There comes a time in every PhD student's life when reading the same research articles that used to WOW one into ecstasy start to bore one into a near-coma. The very same words that used to seem pumped full of new ideas and creative organizations of concepts seem to be just singing the same old tune, perhaps slightly faster or slower or in a different key, but the same tune, nonetheless. For me, that time is now.
Let me make this clear. I am by no means an expert into digital literacies or technology in the classroom. There is an overwhelming amount of work that is being done/has been done that I am totally clueless about. And don't even get me started on how clueless I am regarding my own personal uses of these technologies I have professed to be so interested in. I don't even Twitter or text, for goodness sake.
But if I hear/read/think the words "collective meaning making", "multi-tasking", "digital native" or the importance of "reflection" one more time, I could very well do something that would be quite shocking and inappropriate. (Such as only SKIM, rather than fully read the rest of the week's readings.)
I'm hoping my new cynical attitude can just be chalked up to sleep deprivation or being stuck in "summer mode". I'm hoping that I can regain my passion for reading theory, which by definition tends to be over-generalized, uncontextualized, and kind of presumptious. I'm hoping all of this, because the articles this week in class about New-Millennial/Web 2.0 Learners were good. Really good. I believe in the power of WHD's to promote fluency in multiple media, collective learning experiences, and reflection founded in experience. I'm glad to hear that, according to the Speak Up survey, principals and administrators are supportive about technology integration. (Where are these principals and administrators? I've certainly never worked under them.) And I agree that the "Net Generation" is unique, and am left wondering if I am part of this generation since I was born during 1982, not AFTER 1982.
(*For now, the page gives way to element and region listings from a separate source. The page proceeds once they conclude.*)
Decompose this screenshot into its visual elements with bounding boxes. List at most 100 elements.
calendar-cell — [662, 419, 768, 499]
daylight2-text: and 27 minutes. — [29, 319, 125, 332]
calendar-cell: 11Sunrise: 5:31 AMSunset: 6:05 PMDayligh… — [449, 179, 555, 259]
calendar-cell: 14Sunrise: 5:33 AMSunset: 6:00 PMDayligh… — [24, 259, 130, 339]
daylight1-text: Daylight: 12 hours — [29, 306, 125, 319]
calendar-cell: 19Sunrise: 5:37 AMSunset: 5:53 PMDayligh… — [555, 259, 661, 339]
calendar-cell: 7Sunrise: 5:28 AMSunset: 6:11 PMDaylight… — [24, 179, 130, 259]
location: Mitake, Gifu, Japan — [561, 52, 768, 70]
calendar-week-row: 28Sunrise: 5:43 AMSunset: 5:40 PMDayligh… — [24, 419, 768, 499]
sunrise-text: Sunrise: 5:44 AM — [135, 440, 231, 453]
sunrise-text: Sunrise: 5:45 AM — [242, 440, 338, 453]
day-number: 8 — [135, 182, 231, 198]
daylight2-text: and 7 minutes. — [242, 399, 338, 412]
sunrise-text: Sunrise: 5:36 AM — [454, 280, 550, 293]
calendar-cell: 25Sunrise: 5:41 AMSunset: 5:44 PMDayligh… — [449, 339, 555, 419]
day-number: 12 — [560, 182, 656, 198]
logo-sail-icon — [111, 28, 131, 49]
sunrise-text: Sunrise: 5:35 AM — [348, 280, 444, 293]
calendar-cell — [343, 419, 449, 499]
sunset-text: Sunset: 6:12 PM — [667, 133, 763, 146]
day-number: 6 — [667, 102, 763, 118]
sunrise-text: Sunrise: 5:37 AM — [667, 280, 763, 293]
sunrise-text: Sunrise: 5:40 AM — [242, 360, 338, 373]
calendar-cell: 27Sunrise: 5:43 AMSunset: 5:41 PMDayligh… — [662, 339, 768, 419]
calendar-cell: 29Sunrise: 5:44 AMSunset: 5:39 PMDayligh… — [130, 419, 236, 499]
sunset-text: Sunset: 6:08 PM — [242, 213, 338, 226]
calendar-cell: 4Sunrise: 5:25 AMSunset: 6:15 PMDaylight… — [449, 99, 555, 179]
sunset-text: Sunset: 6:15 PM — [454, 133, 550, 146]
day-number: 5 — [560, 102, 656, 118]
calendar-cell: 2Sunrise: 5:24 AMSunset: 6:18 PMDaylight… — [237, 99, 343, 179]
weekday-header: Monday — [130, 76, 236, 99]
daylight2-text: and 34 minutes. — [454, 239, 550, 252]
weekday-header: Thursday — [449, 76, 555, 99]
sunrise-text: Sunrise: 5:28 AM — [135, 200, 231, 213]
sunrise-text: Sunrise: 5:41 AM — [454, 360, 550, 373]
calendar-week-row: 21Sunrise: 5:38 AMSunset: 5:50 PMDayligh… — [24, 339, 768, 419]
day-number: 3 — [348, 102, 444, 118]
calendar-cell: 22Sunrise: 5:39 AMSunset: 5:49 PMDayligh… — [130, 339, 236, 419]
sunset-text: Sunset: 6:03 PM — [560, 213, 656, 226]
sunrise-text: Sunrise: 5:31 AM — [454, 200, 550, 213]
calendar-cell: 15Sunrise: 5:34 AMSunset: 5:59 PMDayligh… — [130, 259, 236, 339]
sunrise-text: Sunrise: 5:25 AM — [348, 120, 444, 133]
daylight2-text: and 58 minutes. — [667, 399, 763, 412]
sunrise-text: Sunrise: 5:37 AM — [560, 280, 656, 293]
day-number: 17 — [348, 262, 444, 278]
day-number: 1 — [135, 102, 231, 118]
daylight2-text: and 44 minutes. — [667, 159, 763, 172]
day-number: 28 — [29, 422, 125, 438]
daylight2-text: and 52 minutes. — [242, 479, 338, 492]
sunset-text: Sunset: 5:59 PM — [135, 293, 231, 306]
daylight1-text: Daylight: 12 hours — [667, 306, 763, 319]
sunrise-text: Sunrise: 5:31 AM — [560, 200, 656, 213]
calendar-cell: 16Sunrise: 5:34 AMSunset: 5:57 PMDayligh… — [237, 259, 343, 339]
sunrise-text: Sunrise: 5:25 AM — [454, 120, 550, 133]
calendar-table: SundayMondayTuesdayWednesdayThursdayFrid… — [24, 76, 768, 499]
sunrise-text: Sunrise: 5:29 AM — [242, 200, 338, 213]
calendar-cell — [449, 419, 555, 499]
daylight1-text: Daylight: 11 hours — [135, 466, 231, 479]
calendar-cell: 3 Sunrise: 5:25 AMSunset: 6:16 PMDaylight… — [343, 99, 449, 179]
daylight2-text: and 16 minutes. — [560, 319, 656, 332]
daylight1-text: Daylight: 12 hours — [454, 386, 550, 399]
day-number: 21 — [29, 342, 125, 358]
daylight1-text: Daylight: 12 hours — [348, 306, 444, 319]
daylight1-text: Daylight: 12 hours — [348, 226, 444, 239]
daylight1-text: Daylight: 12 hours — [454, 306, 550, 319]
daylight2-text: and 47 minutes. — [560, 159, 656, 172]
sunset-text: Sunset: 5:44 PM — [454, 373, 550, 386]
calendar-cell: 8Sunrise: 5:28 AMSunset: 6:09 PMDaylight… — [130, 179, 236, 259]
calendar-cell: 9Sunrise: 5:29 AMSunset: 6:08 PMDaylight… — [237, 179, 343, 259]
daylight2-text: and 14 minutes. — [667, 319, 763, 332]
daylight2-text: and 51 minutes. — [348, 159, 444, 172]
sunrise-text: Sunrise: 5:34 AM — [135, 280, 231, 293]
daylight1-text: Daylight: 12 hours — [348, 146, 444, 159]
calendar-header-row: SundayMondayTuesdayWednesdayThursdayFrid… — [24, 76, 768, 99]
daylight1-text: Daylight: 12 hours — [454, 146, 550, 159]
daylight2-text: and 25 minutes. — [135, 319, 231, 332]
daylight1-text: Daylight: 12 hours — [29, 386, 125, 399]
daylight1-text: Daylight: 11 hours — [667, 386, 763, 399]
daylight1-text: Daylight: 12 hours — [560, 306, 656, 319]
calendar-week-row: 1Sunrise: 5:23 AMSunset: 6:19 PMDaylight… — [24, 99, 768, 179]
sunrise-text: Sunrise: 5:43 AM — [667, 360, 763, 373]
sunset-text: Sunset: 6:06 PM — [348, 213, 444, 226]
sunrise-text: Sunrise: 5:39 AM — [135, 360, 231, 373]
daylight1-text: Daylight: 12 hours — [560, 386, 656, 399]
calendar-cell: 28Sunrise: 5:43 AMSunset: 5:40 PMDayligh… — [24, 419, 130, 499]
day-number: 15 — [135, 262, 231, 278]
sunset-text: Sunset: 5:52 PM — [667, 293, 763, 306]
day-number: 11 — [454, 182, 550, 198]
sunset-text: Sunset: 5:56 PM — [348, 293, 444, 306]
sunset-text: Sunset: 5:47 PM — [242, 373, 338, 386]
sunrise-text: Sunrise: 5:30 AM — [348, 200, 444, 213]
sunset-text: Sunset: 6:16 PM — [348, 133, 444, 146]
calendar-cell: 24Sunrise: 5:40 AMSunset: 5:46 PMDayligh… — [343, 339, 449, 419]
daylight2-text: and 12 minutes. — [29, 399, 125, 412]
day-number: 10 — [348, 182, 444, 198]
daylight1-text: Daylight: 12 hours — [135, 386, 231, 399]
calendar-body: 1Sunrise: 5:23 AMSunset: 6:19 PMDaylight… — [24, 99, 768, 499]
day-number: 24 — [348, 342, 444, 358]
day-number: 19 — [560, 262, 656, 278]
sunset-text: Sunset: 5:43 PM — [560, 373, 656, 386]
I'm reminded of the feeling I had when I was in the first trimester, pregnant with my now two-year-old, and I saw a piece of chocolate cake or a doughnut. "I know I used to enjoy that immensely, that I used to eat these things constantly, but all I want to do when I smell them now is vomit." Perhaps not the best way to start to a semester (comparing the assigned articles to nausea-inducing subjects) but, then again, the first trimester isn't a great start to motherhood, and I'm pretty darn happy with it now: chocolate cake, toddler, and all.